Though she almost became accepting of her terrible loss, my mother seemed anxious in new ways. Still in her mid-fifties, she looked at least a decade and a half younger, men eyeing her on the street — perhaps it was her air of haughtiness or a kind of fleshly indifference that did them in — but in any case, like her sister Cheo, she had turned out to be the kind of Catholic to never remarry, preferring to be reunited with her husband in the afterlife. She never got lonely in that way, though at night, overhearing her speaking aloud and sighing, I’d wish to God that someone else would come along to take care of her.

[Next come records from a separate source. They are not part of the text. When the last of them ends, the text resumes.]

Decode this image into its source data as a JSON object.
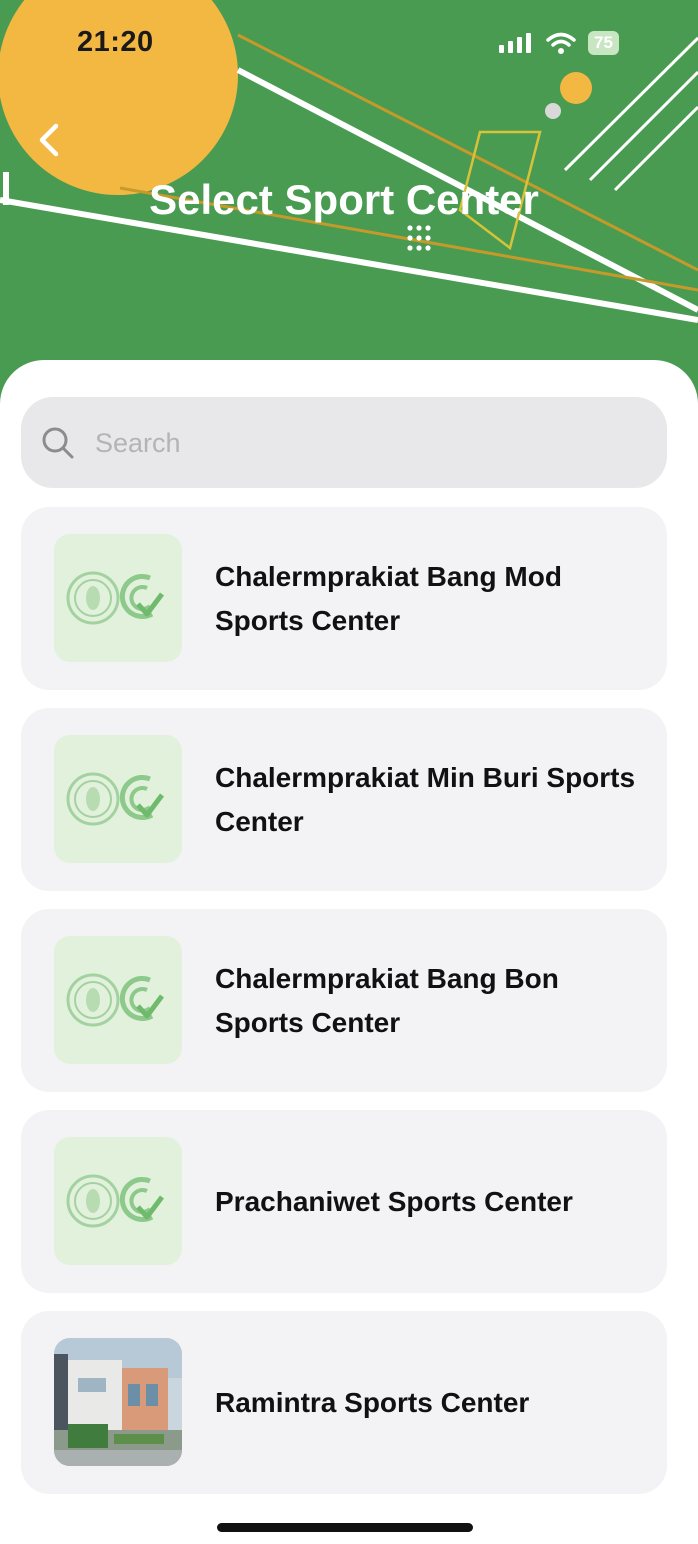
{
  "status_bar": {
    "time": "21:20",
    "battery": "75"
  },
  "header": {
    "title": "Select Sport Center"
  },
  "search": {
    "placeholder": "Search"
  },
  "centers": [
    {
      "name": "Chalermprakiat Bang Mod Sports Center",
      "thumbnail": "logo"
    },
    {
      "name": "Chalermprakiat Min Buri Sports Center",
      "thumbnail": "logo"
    },
    {
      "name": "Chalermprakiat Bang Bon Sports Center",
      "thumbnail": "logo"
    },
    {
      "name": "Prachaniwet Sports Center",
      "thumbnail": "logo"
    },
    {
      "name": "Ramintra Sports Center",
      "thumbnail": "photo"
    }
  ],
  "colors": {
    "header_green": "#4a9b52",
    "accent_yellow": "#f2b842",
    "card_bg": "#f3f3f6",
    "search_bg": "#e8e8ea"
  }
}
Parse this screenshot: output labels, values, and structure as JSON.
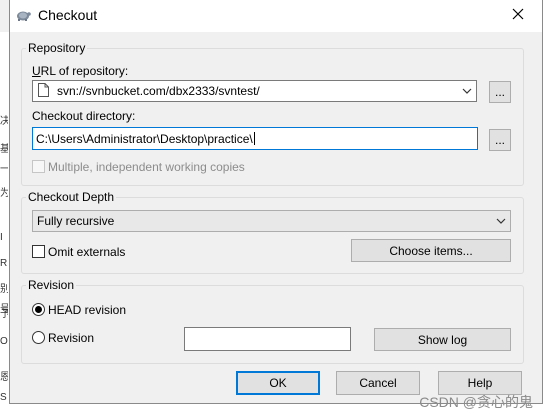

In the meantime, my mother, without any real marketable skills and still struggling with her English, began to so worry about how we’d manage to survive that she ended up taking classes in typewriting in some kind of downtown agency. (We had gotten hold of an ancient Smith Corona that someone had left behind under a stairwell, and she’d practice on this, for hours at a time, her click-clacking, tentative and never quickening, sounding through the house: I actually found her attempts at mastering a new skill at her age — she’d always seemed old to me, more like an abuela than a mother — rather touching, but though she came home with a “typing certificate” from the agency, her attempts to find a job as a secretary or typist were doomed, I believe, from the start. She just didn’t have it in her, and after a few months of desperate searching, with a few tryouts in outlying offices in the Bronx and Queens, she simply gave up.
To save money, she became as frugal as possible. For several years, she hardly ever bought any cuts of meat that were not in fact mostly gristle and bones: frozen turkey legs at a dollar for two, as well as threepound bags of chicken entrails — livers and gizzards and necks — with which she made her own tamped-down versions of arroz con pollo, became our staples.
One of the college students I used to jam with on the steps of Low Library, Steve, a saxophone player who also happened to be a premed student at Columbia, came home with me one evening. After we’d finished playing, driving our patient neighbors crazy, my mother, in a good mood that night, invited him to stay for dinner. However, once he had taken his place at the table, in the seat where my pop had passed evenings (and where, I swear, his ghost still did), and my mother set down before him a plate of yellow rice nicely cooked with tomatoes and peppers, carrots and onions and some garlic, with those chicken necks and gizzards stirred in, he, picking at them as if they were worms, could not bring himself to take a single bite. It was then it first really hit me that, with the absence of my father, no matter what else he might have meant to us, our lives, at least when it came to food, had certainly taken a turn for the worse.